Functionality to tokenize source code using syntax definitions.

This module can switch between the Lua tokenizer implementation and the native tokenizer implementation at runtime.

local tokenizer = require "core.tokenizer"

clear_native_cache

function core.tokenizer.clear_native_cache(root_syntax?: core.syntax.syntax)

Clear cached native syntax userdata for known syntaxes.

This should be called when switching tokenizer backends so syntax tables are reimported by the native tokenizer on their next use.

@param root_syntax — Optional syntax table to clear before clearing the global syntax registries.


each_token

function core.tokenizer.each_token(t: string[], scol?: integer)
-> iterator: fun(state: any, idx: any):integer, string, string
2. state: table
3. idx: integer

Iterator for a sequence of tokens in the form {type, token, ...}, returning each pair of token type and token string.

@param t — List of tokens in the form {type, token, ...}

@param scol — The starting offset of all combined tokens.


extract_subsyntaxes

function core.tokenizer.extract_subsyntaxes(base_syntax: core.syntax.syntax, state: string)
-> syntaxes: core.syntax.syntax[]

Return the list of syntaxes active for a tokenizer state.

@param base_syntax — The base syntax of the document.

@param state — Tokenizer state previously returned by tokenize.

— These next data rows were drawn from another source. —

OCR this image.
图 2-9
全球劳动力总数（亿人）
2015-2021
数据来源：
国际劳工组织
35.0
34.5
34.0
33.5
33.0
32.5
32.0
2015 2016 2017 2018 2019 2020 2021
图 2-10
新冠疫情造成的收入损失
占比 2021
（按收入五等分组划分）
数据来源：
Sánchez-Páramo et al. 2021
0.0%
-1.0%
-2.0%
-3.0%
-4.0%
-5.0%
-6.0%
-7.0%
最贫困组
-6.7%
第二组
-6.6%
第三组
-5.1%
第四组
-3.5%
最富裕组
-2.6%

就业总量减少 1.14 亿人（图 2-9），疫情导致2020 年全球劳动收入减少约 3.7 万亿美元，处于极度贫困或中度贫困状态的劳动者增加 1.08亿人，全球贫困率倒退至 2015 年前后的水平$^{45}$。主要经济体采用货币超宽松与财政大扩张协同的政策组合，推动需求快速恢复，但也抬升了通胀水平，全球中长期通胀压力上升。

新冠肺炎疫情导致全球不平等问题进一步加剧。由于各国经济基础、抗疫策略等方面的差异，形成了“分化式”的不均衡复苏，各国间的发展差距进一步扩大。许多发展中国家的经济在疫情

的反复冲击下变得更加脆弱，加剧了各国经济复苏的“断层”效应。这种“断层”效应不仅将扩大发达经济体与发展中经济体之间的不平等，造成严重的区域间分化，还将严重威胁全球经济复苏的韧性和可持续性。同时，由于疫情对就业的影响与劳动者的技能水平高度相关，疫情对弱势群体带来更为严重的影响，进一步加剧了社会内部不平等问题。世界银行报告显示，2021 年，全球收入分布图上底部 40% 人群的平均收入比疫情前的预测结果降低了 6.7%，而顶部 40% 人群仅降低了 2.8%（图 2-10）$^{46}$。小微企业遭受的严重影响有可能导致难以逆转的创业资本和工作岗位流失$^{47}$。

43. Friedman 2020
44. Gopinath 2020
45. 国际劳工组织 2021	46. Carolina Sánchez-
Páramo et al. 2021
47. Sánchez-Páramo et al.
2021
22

@return syntaxes — Array of syntaxes starting from the innermost one.


get_syntax_stats

function core.tokenizer.get_syntax_stats(syntax: core.syntax.syntax)
-> table?

Return native tokenizer compilation and runtime counters for a syntax.

The pure Lua backend has no compiled representation, so this returns nil unless the native backend is active.


is_using_native

function core.tokenizer.is_using_native()
-> enabled: boolean

Check whether tokenization is currently using the native backend.

@return enabled — True when the native tokenizer is active.


set_use_native

function core.tokenizer.set_use_native(enabled: boolean)
-> enabled: boolean

Enable or disable the native tokenizer backend.

When enabled, tokenization is delegated to the native module. When disabled, the pure Lua implementation in this file is used instead.

@return enabled — True when the native backend is active after the call.


tokenize

function core.tokenizer.tokenize(incoming_syntax: core.syntax.syntax, text: string, state?: string, resume?: table)
-> tokens: string[]
2. state: string
3. resume: table?

Tokenize a single line of text for the given syntax and state.

Returns tokens in the form \{ type, text, ... \}. When the tokenizer runs out of time, a third return value is included with resume information that can be passed back into this function to continue tokenizing the same line.

@param incoming_syntax — The syntax to tokenize against.

@param text — The line text to tokenize.

@param state — Current tokenizer state.

@param resume — Resume information returned by a previous incomplete call.

@return tokens — Tokens in the form \{ type, text, ... \}.

@return state — Updated tokenizer state.

@return resume — Resume data when tokenization yields before finishing.